Mrs Duncan died in 1956, soon after being arrested again in a police raid on a seance.
Last year the Criminal Cases Review Commission rejected a petition for her to be pardoned, saying it would not be in the public interest.
There’s some famous footage of the Barham capsizing and blowing up. It appears on The History Channel every time the show involves a ship exploding, but is never identified as the Barham.
Great story.
What do they mean “leaked?” This sort of reminds me of the claim that Rove “leaked” Plame’s secret identity, which just like this situation, was impossible since he did not even know Plame’s identity.
GRAB YOUR TORCH AND PITCHFORKS EVERYBODY!
“leaking military secrets”
Maybe Drudge told her. :)
But she was heavier than the goose, and the goose floated.
My ex-wife is glad that she doesn't live in Great Britian.
Leading up to D-Day, he was using the code names of various projects, including "OVERLORD".

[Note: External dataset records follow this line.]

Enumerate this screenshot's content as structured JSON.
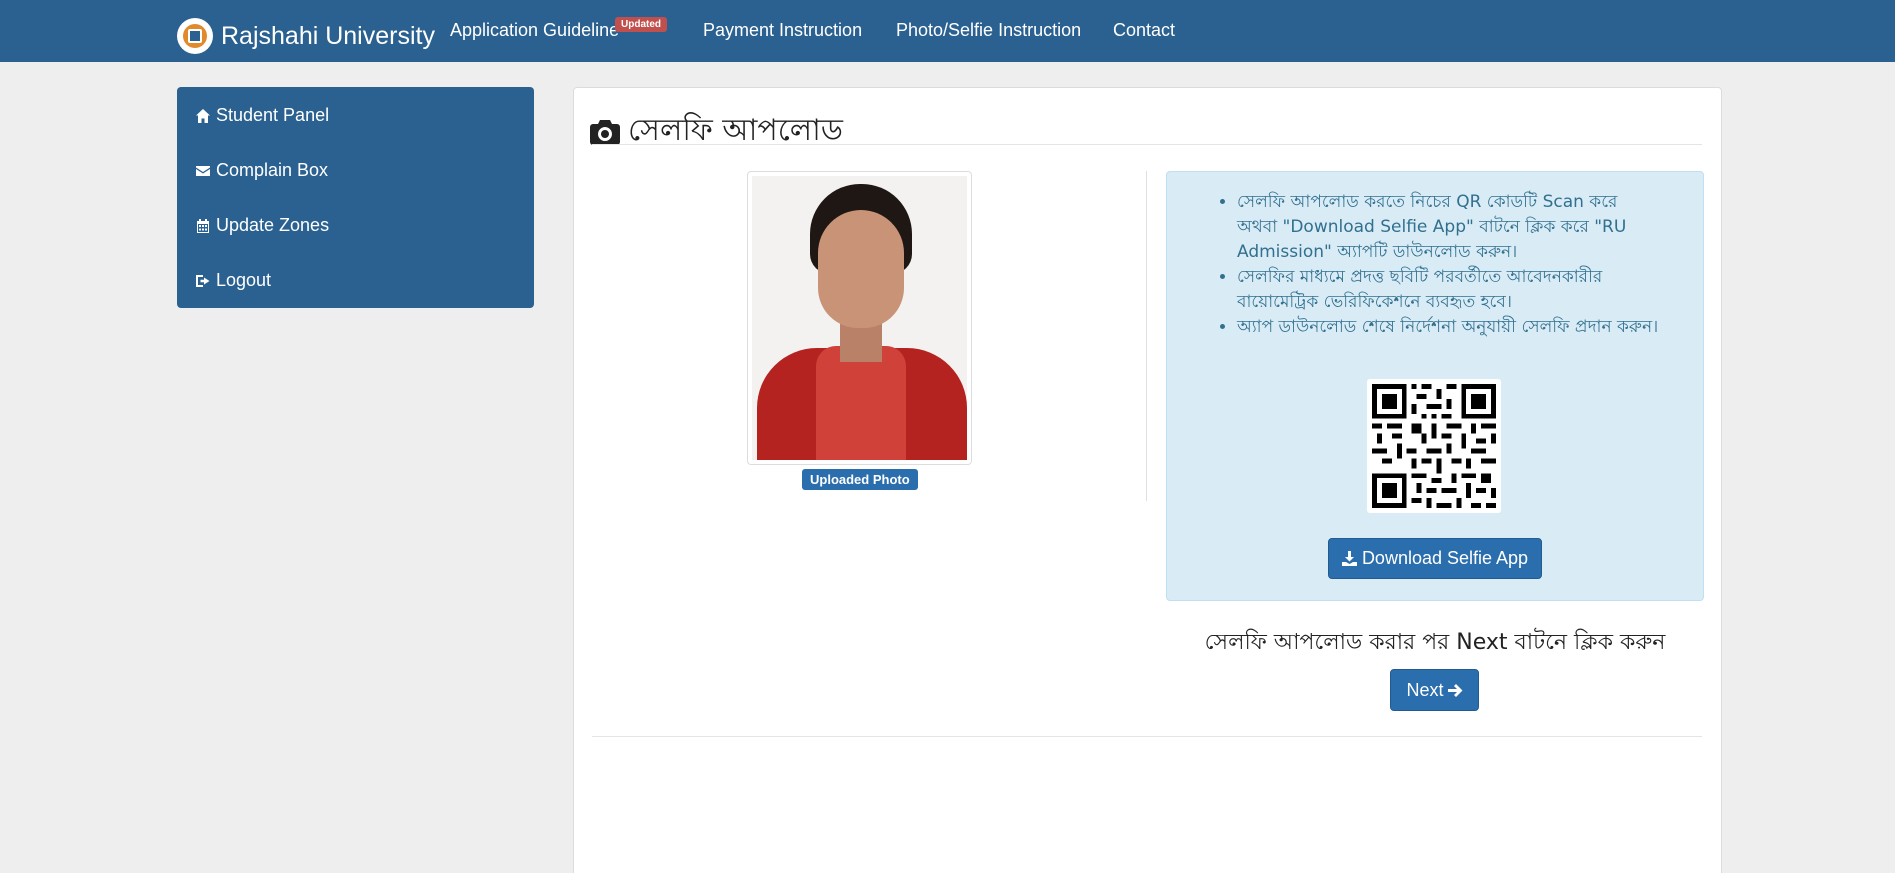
{
  "navbar": {
    "brand": "Rajshahi University",
    "links": [
      {
        "label": "Application Guideline"
      },
      {
        "label": "Payment Instruction"
      },
      {
        "label": "Photo/Selfie Instruction"
      },
      {
        "label": "Contact"
      }
    ],
    "badge": "Updated"
  },
  "sidebar": {
    "items": [
      {
        "label": "Student Panel",
        "icon": "home-icon"
      },
      {
        "label": "Complain Box",
        "icon": "envelope-icon"
      },
      {
        "label": "Update Zones",
        "icon": "calendar-icon"
      },
      {
        "label": "Logout",
        "icon": "sign-out-icon"
      }
    ]
  },
  "main": {
    "title": "সেলফি আপলোড",
    "photo_badge": "Uploaded Photo",
    "instructions": [
      "সেলফি আপলোড করতে নিচের QR কোডটি Scan করে অথবা \"Download Selfie App\" বাটনে ক্লিক করে \"RU Admission\" অ্যাপটি ডাউনলোড করুন।",
      "সেলফির মাধ্যমে প্রদত্ত ছবিটি পরবর্তীতে আবেদনকারীর বায়োমেট্রিক ভেরিফিকেশনে ব্যবহৃত হবে।",
      "অ্যাপ ডাউনলোড শেষে নির্দেশনা অনুযায়ী সেলফি প্রদান করুন।"
    ],
    "download_button": "Download Selfie App",
    "after_upload_text": "সেলফি আপলোড করার পর Next বাটনে ক্লিক করুন",
    "next_button": "Next"
  },
  "colors": {
    "primary": "#2a6190",
    "button": "#2a6ead",
    "info_bg": "#d9ecf6",
    "info_text": "#31708f",
    "badge": "#c0504d"
  }
}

I don't have a problem with a Fraudulent Mediums Act, and this woman was definitely a fraud. What seems to have drawn special attention to her is that some of her clients were privy to state secrets which she ended up leaking in order to establish her bonafides.

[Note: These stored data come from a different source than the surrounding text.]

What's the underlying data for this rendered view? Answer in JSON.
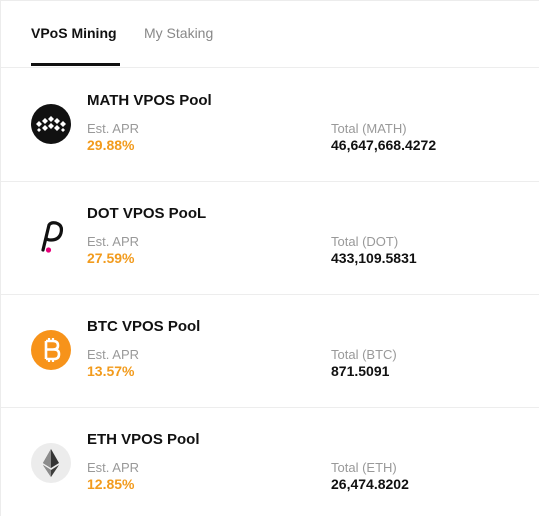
{
  "tabs": {
    "active_label": "VPoS Mining",
    "inactive_label": "My Staking"
  },
  "colors": {
    "apr": "#f29b1d",
    "btc": "#f7931a",
    "math_bg": "#111111",
    "dot_pink": "#e6007a"
  },
  "pools": [
    {
      "name": "MATH VPOS Pool",
      "apr_label": "Est. APR",
      "apr_value": "29.88%",
      "total_label": "Total (MATH)",
      "total_value": "46,647,668.4272",
      "icon": "math-icon"
    },
    {
      "name": "DOT VPOS PooL",
      "apr_label": "Est. APR",
      "apr_value": "27.59%",
      "total_label": "Total (DOT)",
      "total_value": "433,109.5831",
      "icon": "polkadot-icon"
    },
    {
      "name": "BTC VPOS Pool",
      "apr_label": "Est. APR",
      "apr_value": "13.57%",
      "total_label": "Total (BTC)",
      "total_value": "871.5091",
      "icon": "bitcoin-icon"
    },
    {
      "name": "ETH VPOS Pool",
      "apr_label": "Est. APR",
      "apr_value": "12.85%",
      "total_label": "Total (ETH)",
      "total_value": "26,474.8202",
      "icon": "ethereum-icon"
    }
  ]
}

This is similar to the case in the US during WWII (1944) when ‘Astounding’ science fiction magazing (today ‘Analog’) published a story anticipating the atomic bomb. The publisher, John W. Campbell, was visited by the FBI and accused of publishing secret material and demanding the issue be removed from newsstands. Reportedly, Campbell managed to convince the FBI that would draw more attention to the US atomic bomb program than just ignoring it. And that’s what they did.
Agreed.
The state could not prove who told her the secret and therefore could not secure a conviction within the normal statute, so they dusted off an older one which could be used to punish her.
The outdated law is now abolished and cannot threaten con artists anymore, she got what she deserved and there is no need to exonerate her since she did something pretty evil and disgusting.
Wonder if we could get Hitlery to go to England for an extended stay? Hmmm.